Welcome to Indian Poetry - November 2008

 

 

There is a belief that editors are essentially empire-builders (and not necessarily in mufti); that their function is about lordly appointment and exclusion, about building canons and plotting coups.  

Far too often what’s overlooked is the sweaty, non-glamourous stuff – the strenuous business of trying to be inclusive but not indiscriminate; to fuel an enterprise with passion rather than with an agenda, with direction rather than with dogma; to critically examine personal preference and not allow it to harden into prejudice; to feature poetic styles and approaches that challenge and extend one’s own ideas of poetry.

The eighteenth edition of the India domain distributes the editorial function – and burden. Four guest editors – all of them poets featured previously on the domain – step in to recommend the work of other poets whose work has enriched and nourished their own poetic practice in some way.

And that brings us to this special new edition: Poets on Poets.

Interestingly, all the guest editors have opted to present the work of poets of their own generation (in terms of publishing history, if not chronology). Senior poet Mangalesh Dabral brings in the voices of two contemporaries, both stalwart poets in Hindi literature: Vinod Kumar Shukla and Rituraj. Two young(er) generation poets, Hemant Divate (Marathi) and Kutti Revathi (Tamil), also introduce the work of their peers: Sachin Ketkar and Malathi Maithri. In the case of English, it seemed like an interesting idea to unsettle hierarchies and invite the youngest poet on the domain to recommend the poet of her choice.

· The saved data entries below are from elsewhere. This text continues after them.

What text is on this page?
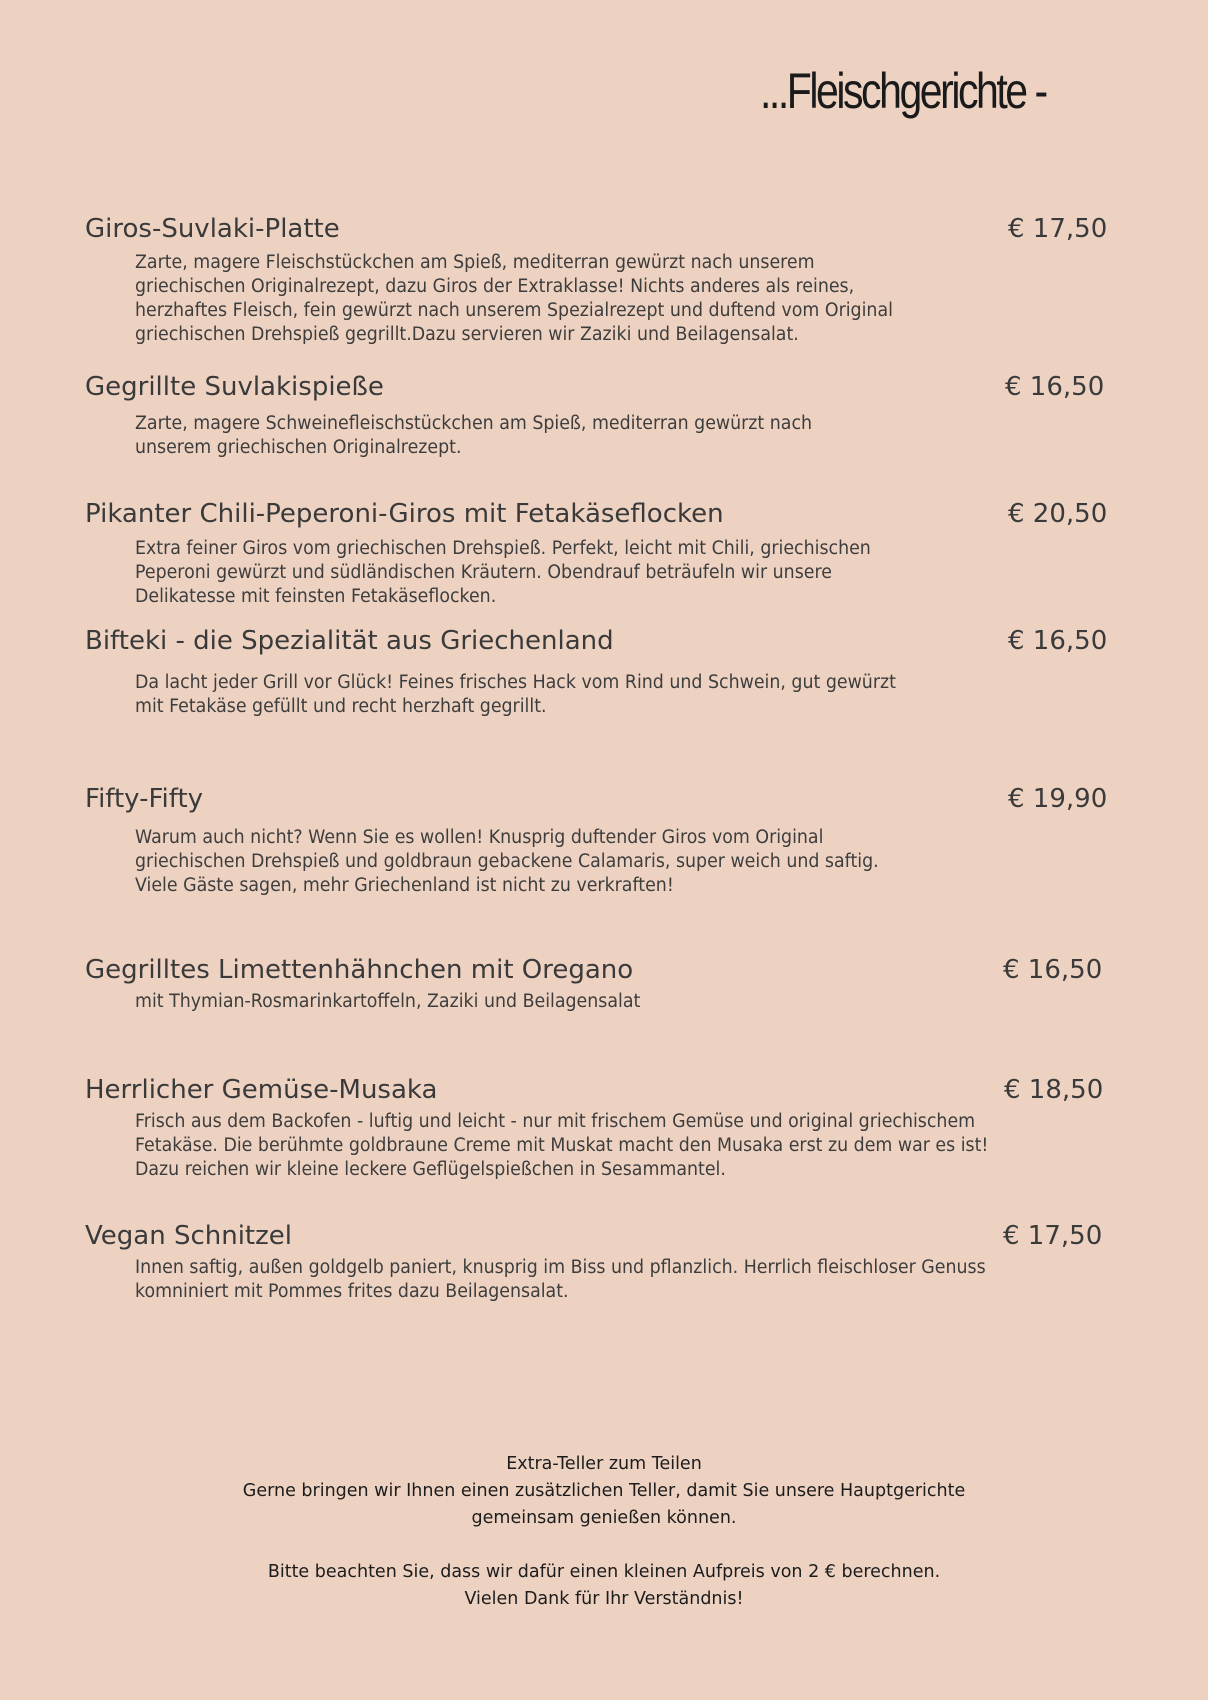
...Fleischgerichte -
Giros-Suvlaki-Platte	€ 17,50
Zarte, magere Fleischstückchen am Spieß, mediterran gewürzt nach unserem
griechischen Originalrezept, dazu Giros der Extraklasse! Nichts anderes als reines,
herzhaftes Fleisch, fein gewürzt nach unserem Spezialrezept und duftend vom Original
griechischen Drehspieß gegrillt.Dazu servieren wir Zaziki und Beilagensalat.
Gegrillte Suvlakispieße	€ 16,50
Zarte, magere Schweinefleischstückchen am Spieß, mediterran gewürzt nach
unserem griechischen Originalrezept.
Pikanter Chili-Peperoni-Giros mit Fetakäseflocken	€ 20,50
Extra feiner Giros vom griechischen Drehspieß. Perfekt, leicht mit Chili, griechischen
Peperoni gewürzt und südländischen Kräutern. Obendrauf beträufeln wir unsere
Delikatesse mit feinsten Fetakäseflocken.
Bifteki - die Spezialität aus Griechenland	€ 16,50
Da lacht jeder Grill vor Glück! Feines frisches Hack vom Rind und Schwein, gut gewürzt
mit Fetakäse gefüllt und recht herzhaft gegrillt.
Fifty-Fifty	€ 19,90
Warum auch nicht? Wenn Sie es wollen! Knusprig duftender Giros vom Original
griechischen Drehspieß und goldbraun gebackene Calamaris, super weich und saftig.
Viele Gäste sagen, mehr Griechenland ist nicht zu verkraften!
Gegrilltes Limettenhähnchen mit Oregano	€ 16,50
mit Thymian-Rosmarinkartoffeln, Zaziki und Beilagensalat
Herrlicher Gemüse-Musaka	€ 18,50
Frisch aus dem Backofen - luftig und leicht - nur mit frischem Gemüse und original griechischem
Fetakäse. Die berühmte goldbraune Creme mit Muskat macht den Musaka erst zu dem war es ist!
Dazu reichen wir kleine leckere Geflügelspießchen in Sesammantel.
Vegan Schnitzel	€ 17,50
Innen saftig, außen goldgelb paniert, knusprig im Biss und pflanzlich. Herrlich fleischloser Genuss
komniniert mit Pommes frites dazu Beilagensalat.
Extra-Teller zum Teilen
Gerne bringen wir Ihnen einen zusätzlichen Teller, damit Sie unsere Hauptgerichte
gemeinsam genießen können.
Bitte beachten Sie, dass wir dafür einen kleinen Aufpreis von 2 € berechnen.
Vielen Dank für Ihr Verständnis!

And so 24-year-old Meena Kandasamy (whose début poetry collection was published in 2006) decided to present the work of Nitoo Das, whose first book is out this year.

There are, as always, unexpected congruences. Both Rituraj and Vinod Kumar Shukla are poets who started writing in the mid seventies and whose work is infused by a philosophical temper. Both live in small-town India and their work is clearly informed by their respective geographies. Additionally, as Dabral points out, “They belong to the generation of intellectuals whose disillusionment with sthe Nehruvian dream created a whole new ethos in contemporary Hindi poetry.”

While poet and translator Sachin Ketkar’s poetry adopts a tone of deliberate parody as he explores the contradictions of a postcolonial globalised India, Nitoo Das’s love poem brings its own share of verbal playfulness into this edition. And while blogs and photocopies take on their own vibrant life in Ketkar’s work, Das’ “cold and cranky” Godrej cupboard is imbued with a cantankerous and patrician presence all its own. Both politics and playfulness are to be found in Tamil poet Malathi Maithri’s poetry of darkly radiant metaphor. Teeming with predatory animals – from serpents to panthers – this is work that combines a fierce feminist sensibility with quirky image-play.

Welcome to a delicious potage of poems – replete with rivers and butterflies, crickets and mutinous goddesses. Tuck in.